Things will settle, as they inevitably must. As an old teacher (channelling Aristotle) used to yell at me ‘nature abhors a vacuum!’ so, gaps will be filled, and teams rebuilt. We will continue to apply our belief in the power of earning brand reputation and trust with creativity fuelled by data and insight. Many of our people are spending time in our client’s businesses and, of course, the sudden omnipresence of Zoom or Teams means that the old agency appeal for ‘true partnership’ is suddenly a more frictionless concept. My guys can (quality Wi-Fi permitting) feel as part of your team as your guys given we are all so much more virtual.

As agency leaders we are all too aware that we own no real estate, we have no valuable plant, machinery or other capital assets to prop up value in our business. The equity we hold and any success we enjoy is entirely down to the relationships we have, with our clients and with each other.

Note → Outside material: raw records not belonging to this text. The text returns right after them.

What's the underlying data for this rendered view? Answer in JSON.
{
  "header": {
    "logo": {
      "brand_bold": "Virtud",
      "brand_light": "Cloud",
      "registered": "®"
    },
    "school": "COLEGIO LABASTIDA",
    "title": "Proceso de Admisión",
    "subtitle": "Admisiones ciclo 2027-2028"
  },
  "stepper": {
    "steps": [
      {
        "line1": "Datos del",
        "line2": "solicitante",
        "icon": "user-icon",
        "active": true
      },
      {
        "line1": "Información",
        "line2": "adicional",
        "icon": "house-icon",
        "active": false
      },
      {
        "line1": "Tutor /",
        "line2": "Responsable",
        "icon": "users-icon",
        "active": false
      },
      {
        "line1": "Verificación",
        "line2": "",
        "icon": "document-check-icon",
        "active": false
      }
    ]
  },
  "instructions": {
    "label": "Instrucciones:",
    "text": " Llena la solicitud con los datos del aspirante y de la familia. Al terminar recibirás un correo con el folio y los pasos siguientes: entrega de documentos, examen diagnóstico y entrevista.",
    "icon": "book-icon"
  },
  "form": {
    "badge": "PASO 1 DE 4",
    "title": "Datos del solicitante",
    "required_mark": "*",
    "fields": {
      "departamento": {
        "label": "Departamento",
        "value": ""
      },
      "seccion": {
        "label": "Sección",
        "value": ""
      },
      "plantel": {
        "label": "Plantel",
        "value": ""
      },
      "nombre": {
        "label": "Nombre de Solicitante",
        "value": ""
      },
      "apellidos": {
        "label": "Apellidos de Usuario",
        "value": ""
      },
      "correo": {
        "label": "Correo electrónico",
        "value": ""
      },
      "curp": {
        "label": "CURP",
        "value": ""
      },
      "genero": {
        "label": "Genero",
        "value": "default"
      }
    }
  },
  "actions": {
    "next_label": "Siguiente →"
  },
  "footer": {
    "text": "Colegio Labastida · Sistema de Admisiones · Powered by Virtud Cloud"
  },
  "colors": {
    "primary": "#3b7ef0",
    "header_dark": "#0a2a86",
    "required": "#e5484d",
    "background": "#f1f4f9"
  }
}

And, while many around us are fulfilling new callings as craft gin distillers or pilates gurus, those of us left must forge those bonds anew each day, with colleagues and with every client-side redundancy, team reshuffle, or new appointment (and they are in evidence everywhere). We must be alive to changes in working culture as they impact the full ecosystem of interdependent relationships, indeed the interwoven fortunes, that we are inextricably bound to.

It has never been more important to be flexible, thoughtful and proactive partners to our clients, happy to re-draw the traditional boundaries and re-imagine the touchpoints and interactions that will help their businesses to thrive and so our own.